Universities Australia launched their national campaign “A Smarter Australia” on the 27th of February. “A Smarter Australia” is a public awareness campaign to inform Australians on the importance of our universities and a policy document directed towards the next government. The project is structured around four central goals for Australian universities; increasing participation levels, strengthening global engagement, supporting research and innovation and making sustainable investments and better regulation. The document also calls for an annual incremental increase in public funding of universities by 2.5% over 5 years.

 

This call for more government support is in response to a growing disparity between the value Australians and their politicians place on Universities. In his address to the National Press Club the chair of Universities Australia and Vice-Chancellor of the University of Melbourne Professor Glyn Davis announced that 88% of Australians would encourage their children and other school leavers to attend university. Despite this overwhelming popular acknowledgment of the importance of universities, tertiary education was noticeably absent from the 2010 pre-election debate, something Universities Australia aims to change in this election year.

 

The growing desire of young Australians to attend university coupled with the new demand driven system of tertiary admission heralds a rise in demand for university places.
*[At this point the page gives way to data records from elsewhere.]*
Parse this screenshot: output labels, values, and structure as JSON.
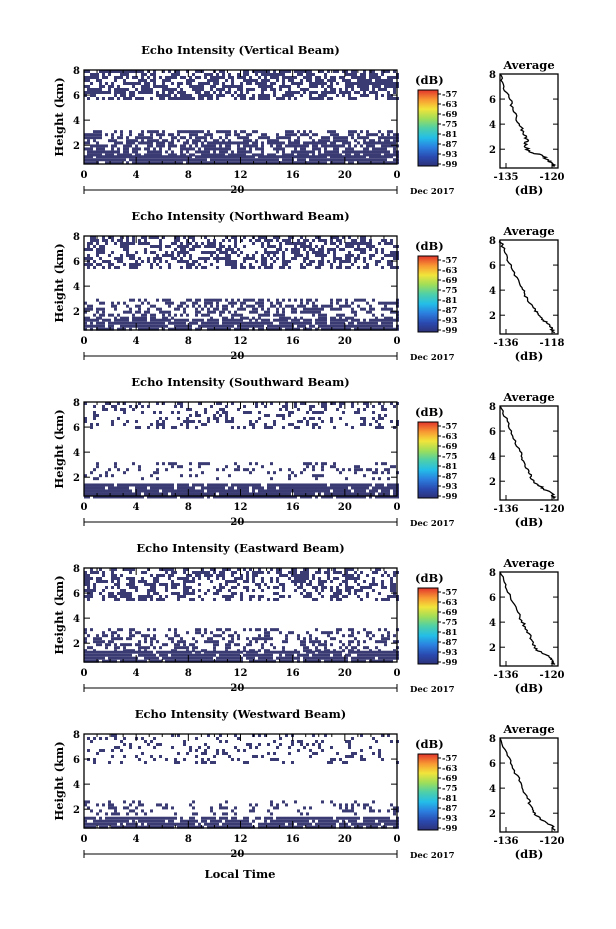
{
  "figure": {
    "xlabel": "Local Time",
    "date_label": "Dec 2017",
    "day_label": "20",
    "colorbar_title": "(dB)",
    "colorbar_ticks": [
      "-57",
      "-63",
      "-69",
      "-75",
      "-81",
      "-87",
      "-93",
      "-99"
    ],
    "avg_title": "Average",
    "avg_xlabel": "(dB)",
    "colormap_note": "jet",
    "colors": {
      "echo": "#3b3b74",
      "curve": "#000000"
    }
  },
  "chart_data": [
    {
      "type": "heatmap",
      "title": "Echo Intensity (Vertical Beam)",
      "ylabel": "Height (km)",
      "x_ticks": [
        "0",
        "4",
        "8",
        "12",
        "16",
        "20",
        "0"
      ],
      "y_ticks": [
        "2",
        "4",
        "6",
        "8"
      ],
      "ylim": [
        0.5,
        8
      ],
      "bands": [
        {
          "from": 0.5,
          "to": 1.2,
          "density": 0.92
        },
        {
          "from": 1.2,
          "to": 2.3,
          "density": 0.7
        },
        {
          "from": 2.3,
          "to": 3.2,
          "density": 0.55
        },
        {
          "from": 5.8,
          "to": 8,
          "density": 0.6
        }
      ],
      "avg_profile": {
        "xlim": [
          -135,
          -120
        ],
        "x_ticks": [
          "-135",
          "-120"
        ],
        "y_ticks": [
          "2",
          "4",
          "6",
          "8"
        ],
        "ylim": [
          0.5,
          8
        ],
        "points": [
          [
            -121,
            0.6
          ],
          [
            -121.5,
            0.9
          ],
          [
            -123,
            1.2
          ],
          [
            -124,
            1.5
          ],
          [
            -127.5,
            1.8
          ],
          [
            -128.5,
            2.3
          ],
          [
            -128,
            2.8
          ],
          [
            -129,
            3.3
          ],
          [
            -130,
            4.0
          ],
          [
            -131.5,
            5.0
          ],
          [
            -132.5,
            6.0
          ],
          [
            -134,
            7.0
          ],
          [
            -135,
            8.0
          ]
        ]
      }
    },
    {
      "type": "heatmap",
      "title": "Echo Intensity (Northward Beam)",
      "ylabel": "Height (km)",
      "x_ticks": [
        "0",
        "4",
        "8",
        "12",
        "16",
        "20",
        "0"
      ],
      "y_ticks": [
        "2",
        "4",
        "6",
        "8"
      ],
      "ylim": [
        0.5,
        8
      ],
      "bands": [
        {
          "from": 0.5,
          "to": 1.4,
          "density": 0.88
        },
        {
          "from": 1.4,
          "to": 3.0,
          "density": 0.45
        },
        {
          "from": 5.5,
          "to": 8,
          "density": 0.45
        }
      ],
      "avg_profile": {
        "xlim": [
          -136,
          -118
        ],
        "x_ticks": [
          "-136",
          "-118"
        ],
        "y_ticks": [
          "2",
          "4",
          "6",
          "8"
        ],
        "ylim": [
          0.5,
          8
        ],
        "points": [
          [
            -119,
            0.6
          ],
          [
            -120,
            0.9
          ],
          [
            -120.5,
            1.2
          ],
          [
            -122.5,
            1.6
          ],
          [
            -124,
            2.0
          ],
          [
            -125,
            2.4
          ],
          [
            -127,
            3.0
          ],
          [
            -128.5,
            3.8
          ],
          [
            -130,
            4.6
          ],
          [
            -132.5,
            5.8
          ],
          [
            -134.5,
            7.0
          ],
          [
            -136,
            8.0
          ]
        ]
      }
    },
    {
      "type": "heatmap",
      "title": "Echo Intensity (Southward Beam)",
      "ylabel": "Height (km)",
      "x_ticks": [
        "0",
        "4",
        "8",
        "12",
        "16",
        "20",
        "0"
      ],
      "y_ticks": [
        "2",
        "4",
        "6",
        "8"
      ],
      "ylim": [
        0.5,
        8
      ],
      "bands": [
        {
          "from": 0.5,
          "to": 1.5,
          "density": 0.9
        },
        {
          "from": 2.0,
          "to": 3.2,
          "density": 0.2
        },
        {
          "from": 6.0,
          "to": 8,
          "density": 0.22
        }
      ],
      "avg_profile": {
        "xlim": [
          -136,
          -120
        ],
        "x_ticks": [
          "-136",
          "-120"
        ],
        "y_ticks": [
          "2",
          "4",
          "6",
          "8"
        ],
        "ylim": [
          0.5,
          8
        ],
        "points": [
          [
            -121,
            0.6
          ],
          [
            -121.5,
            1.0
          ],
          [
            -124,
            1.4
          ],
          [
            -126,
            1.8
          ],
          [
            -127.5,
            2.2
          ],
          [
            -128,
            2.8
          ],
          [
            -129.5,
            3.6
          ],
          [
            -130.5,
            4.4
          ],
          [
            -132.5,
            5.6
          ],
          [
            -134,
            6.8
          ],
          [
            -136,
            8.0
          ]
        ]
      }
    },
    {
      "type": "heatmap",
      "title": "Echo Intensity (Eastward Beam)",
      "ylabel": "Height (km)",
      "x_ticks": [
        "0",
        "4",
        "8",
        "12",
        "16",
        "20",
        "0"
      ],
      "y_ticks": [
        "2",
        "4",
        "6",
        "8"
      ],
      "ylim": [
        0.5,
        8
      ],
      "bands": [
        {
          "from": 0.5,
          "to": 1.4,
          "density": 0.88
        },
        {
          "from": 1.4,
          "to": 3.2,
          "density": 0.4
        },
        {
          "from": 5.6,
          "to": 8,
          "density": 0.42
        }
      ],
      "avg_profile": {
        "xlim": [
          -136,
          -120
        ],
        "x_ticks": [
          "-136",
          "-120"
        ],
        "y_ticks": [
          "2",
          "4",
          "6",
          "8"
        ],
        "ylim": [
          0.5,
          8
        ],
        "points": [
          [
            -121,
            0.6
          ],
          [
            -121.5,
            0.9
          ],
          [
            -122.5,
            1.3
          ],
          [
            -125.5,
            1.7
          ],
          [
            -127,
            2.2
          ],
          [
            -127.5,
            2.8
          ],
          [
            -129,
            3.6
          ],
          [
            -130.5,
            4.4
          ],
          [
            -132.5,
            5.6
          ],
          [
            -134.5,
            6.8
          ],
          [
            -136,
            8.0
          ]
        ]
      }
    },
    {
      "type": "heatmap",
      "title": "Echo Intensity (Westward Beam)",
      "ylabel": "Height (km)",
      "x_ticks": [
        "0",
        "4",
        "8",
        "12",
        "16",
        "20",
        "0"
      ],
      "y_ticks": [
        "2",
        "4",
        "6",
        "8"
      ],
      "ylim": [
        0.5,
        8
      ],
      "bands": [
        {
          "from": 0.5,
          "to": 1.4,
          "density": 0.85
        },
        {
          "from": 1.7,
          "to": 2.7,
          "density": 0.22
        },
        {
          "from": 5.8,
          "to": 8,
          "density": 0.18
        }
      ],
      "avg_profile": {
        "xlim": [
          -136,
          -120
        ],
        "x_ticks": [
          "-136",
          "-120"
        ],
        "y_ticks": [
          "2",
          "4",
          "6",
          "8"
        ],
        "ylim": [
          0.5,
          8
        ],
        "points": [
          [
            -121,
            0.6
          ],
          [
            -121.5,
            1.0
          ],
          [
            -124,
            1.4
          ],
          [
            -126,
            1.8
          ],
          [
            -127,
            2.4
          ],
          [
            -128.5,
            3.2
          ],
          [
            -130,
            4.2
          ],
          [
            -132,
            5.4
          ],
          [
            -134,
            6.6
          ],
          [
            -136,
            8.0
          ]
        ]
      }
    }
  ]
}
Currently Australia, despite its high standards of university education and research, is well bellow OECD averages for public funding of these areas. The proposed funding increases would bring Australia in line with these international averages.

 

The Vice Chancellor of every university represented by Universities Australia, including the ANU’s Ian Young, sent out a university and alumni wide email on the 27th informing recipients of the campaign launch. At the launch professor Glyn Davis stressed that this is a non-partisan campaign with a policy document directed to any incoming government but it is clear that Universities Australia aims to make university funding a major policy area and inform the electorate to hold the major parties accountable.